Работы у меня никакой не было, и меня опять захватили сидевшие глубоко в душе мечтания отдать все силы для создания крестьянских театров. Плескачевский сказал мне, что он уже много раз играл для крестьян в соседнем имении Ольги Николаевны Поповой, и свез меня туда. Мы там сыграли несколько сцен из «Преступления и наказания» и водевиль «Невпопад». Уговорились с О. Н. Поповой собрать на будущее лето труппу и выстроить под открытым небом театр.

Через неделю я уехал в Ялту. Роль Самозванца от меня отошла, я так ее и не сыграл. Главной причиной было то, что пьеса была давно сыграна. Когда начали ее играть другие, у меня пропала охота. Во: можно, что у меня это наследственное: мой сумасшедший брат никогда не  читал разрезанных книг, говоря, что это уже читанное, а на неразрезанную книгу, какая бы она ни была, бросался с жадностью. Мне было очень жаль, что не удалось сыграть сделанную с таким трудом роль Самозванца. В петербургском Малом театре играли в очереди М. В. Дальский, Я. С. Тинский, Б. С. Глаголин. Алексей Сергеевич говорил им: «Эх, вы, господа самозванцы, играл мне один раз Самозванца Орленев, — вот это работа, это было истинное творчество, а вы, право, все никуда не годитесь».
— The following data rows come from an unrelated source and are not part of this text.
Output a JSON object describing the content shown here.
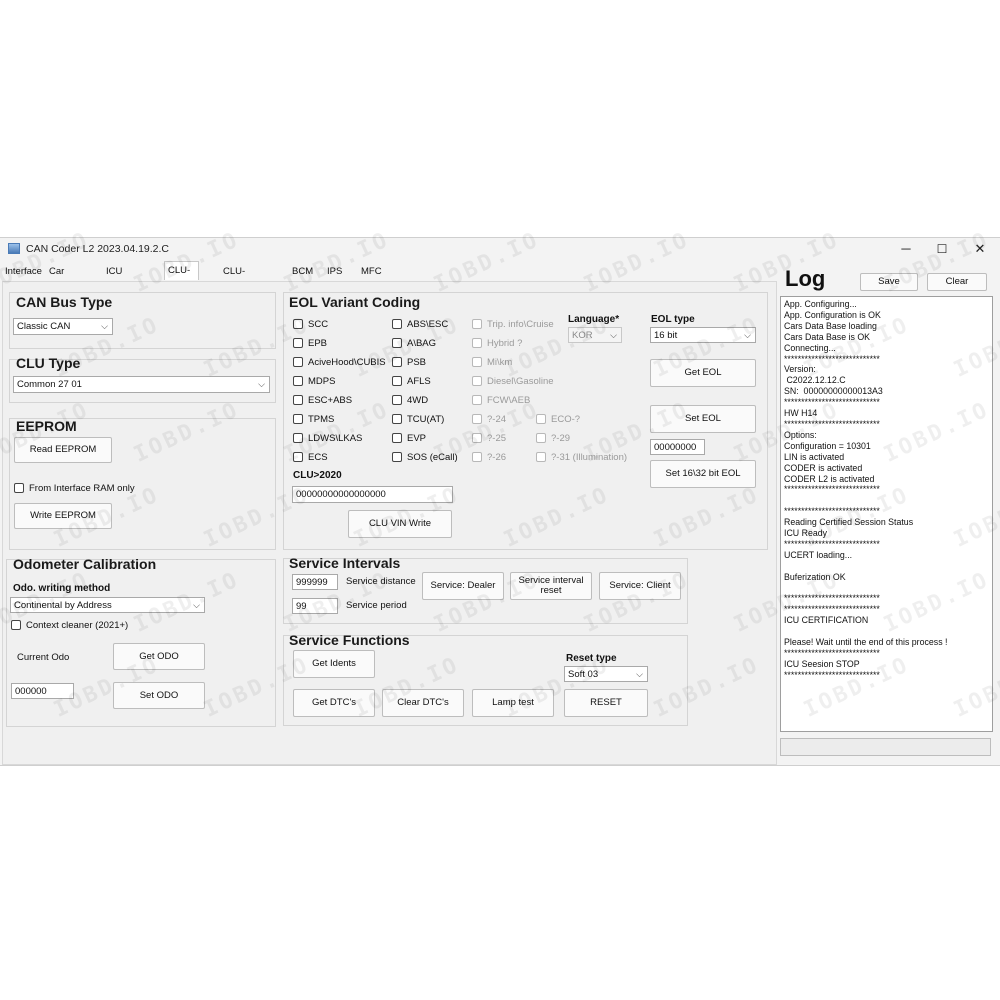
{
  "window": {
    "title": "CAN Coder L2 2023.04.19.2.C",
    "minimize": "─",
    "maximize": "☐",
    "close": "✕"
  },
  "tabs": [
    "Interface",
    "Car selector",
    "ICU Gateway",
    "CLU-Based",
    "CLU-Additional",
    "BCM",
    "IPS",
    "MFC"
  ],
  "active_tab": "CLU-Based",
  "can_bus": {
    "title": "CAN Bus Type",
    "value": "Classic CAN"
  },
  "clu_type": {
    "title": "CLU Type",
    "value": "Common 27 01"
  },
  "eeprom": {
    "title": "EEPROM",
    "read_button": "Read EEPROM",
    "ram_checkbox": "From Interface RAM only",
    "write_button": "Write EEPROM"
  },
  "odometer": {
    "title": "Odometer Calibration",
    "method_label": "Odo. writing method",
    "method_value": "Continental by Address",
    "context_checkbox": "Context cleaner (2021+)",
    "current_label": "Current Odo",
    "get_button": "Get ODO",
    "value": "000000",
    "set_button": "Set ODO"
  },
  "eol": {
    "title": "EOL Variant Coding",
    "col1": [
      "SCC",
      "EPB",
      "AciveHood\\CUBIS",
      "MDPS",
      "ESC+ABS",
      "TPMS",
      "LDWS\\LKAS",
      "ECS"
    ],
    "col2": [
      "ABS\\ESC",
      "A\\BAG",
      "PSB",
      "AFLS",
      "4WD",
      "TCU(AT)",
      "EVP",
      "SOS (eCall)"
    ],
    "col3": [
      "Trip. info\\Cruise",
      "Hybrid ?",
      "Mi\\km",
      "Diesel\\Gasoline",
      "FCW\\AEB",
      "?-24",
      "?-25",
      "?-26"
    ],
    "col4": [
      "ECO-?",
      "?-29",
      "?-31 (Illumination)"
    ],
    "language_label": "Language*",
    "language_value": "KOR",
    "eol_type_label": "EOL type",
    "eol_type_value": "16 bit",
    "get_eol_button": "Get EOL",
    "set_eol_button": "Set EOL",
    "eol_value": "00000000",
    "set_1632_button": "Set 16\\32 bit   EOL",
    "clu2020_label": "CLU>2020",
    "vin_value": "00000000000000000",
    "clu_vin_button": "CLU VIN Write"
  },
  "service_intervals": {
    "title": "Service Intervals",
    "distance_value": "999999",
    "distance_label": "Service distance",
    "period_value": "99",
    "period_label": "Service period",
    "dealer_button": "Service: Dealer",
    "reset_button": "Service interval reset",
    "client_button": "Service: Client"
  },
  "service_functions": {
    "title": "Service Functions",
    "get_idents": "Get Idents",
    "reset_type_label": "Reset type",
    "reset_type_value": "Soft 03",
    "get_dtc": "Get DTC's",
    "clear_dtc": "Clear DTC's",
    "lamp_test": "Lamp test",
    "reset": "RESET"
  },
  "log": {
    "title": "Log",
    "save_button": "Save",
    "clear_button": "Clear",
    "text": "App. Configuring...\nApp. Configuration is OK\nCars Data Base loading\nCars Data Base is OK\nConnecting...\n****************************\nVersion:\n C2022.12.12.C\nSN:  00000000000013A3\n****************************\nHW H14\n****************************\nOptions:\nConfiguration = 10301\nLIN is activated\nCODER is activated\nCODER L2 is activated\n****************************\n\n****************************\nReading Certified Session Status\nICU Ready\n****************************\nUCERT loading...\n\nBuferization OK\n\n****************************\n****************************\nICU CERTIFICATION\n\nPlease! Wait until the end of this process !\n****************************\nICU Seesion STOP\n****************************"
  },
  "watermark": "IOBD.IO"
}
Не успел я в Ялте отдохнуть, как снова начались муки, опять меня начал преследовать паук Потехин и повез меня играть в Бахмут и в Одессу. Наконец мне удалось от него отделаться, благодаря тому, что молодой присяжный поверенный Штейнфинкель, мой горячий поклонник (будущий антрепренер Борис Ефимович Евелинов), напугал Потехина тем, что привлечет его к ответственности за вовлечение в невыгодную сделку, и, заплатив ему половину следуемых денег, возвратил мне расписку обратно. Ох, какое я почувствовал облегчение, наконец!

По пути в Ялту, на пароходе, у меня была интересная встреча. Я на радостях угощал Омарского и Верховского обильным обедом, сам не ел ничего и только пил коньяк, но обязал их непременно мне оставить что-нибудь, так как когда я просыпался, у меня был всегда большой аппетит. Проснулся я в половине двенадцатого ночи. Буфет и кухня были закрыты, а товарищи забыли оставить мне еду. Я очень расстроился и громко упрекал их. На мой крик из одной каюты выползла фигура необыкновенных размеров, толщины непомерной — студент в белом кителе. Узнав, что это кричит голодный Орленев, он предложил меня накормить домашней провизией, которой его снабдили дядя и тетя. Провизия была прекрасная, а главное — масса вкуснейших домашних наливок. Мы с ним сразу сошлись, и в Ялте он так привязался ко мне, что решил бросить университет и идти на сцену. Как я его ни убеждал, что с его фигурой трудно найти что-нибудь в репертуаре театра, он стоял на своем, сказав, что если из него, как актера, ничего не выйдет, он склонен быть администратором. Долго он разъезжал со мной, был даже в Норвегии. В конце концов этот толстый студент Авдеев (он же играл со мною и ездил под псевдонимом Зичи) снимался на экране и боролся в цирках уже под названием «дядя Пуд».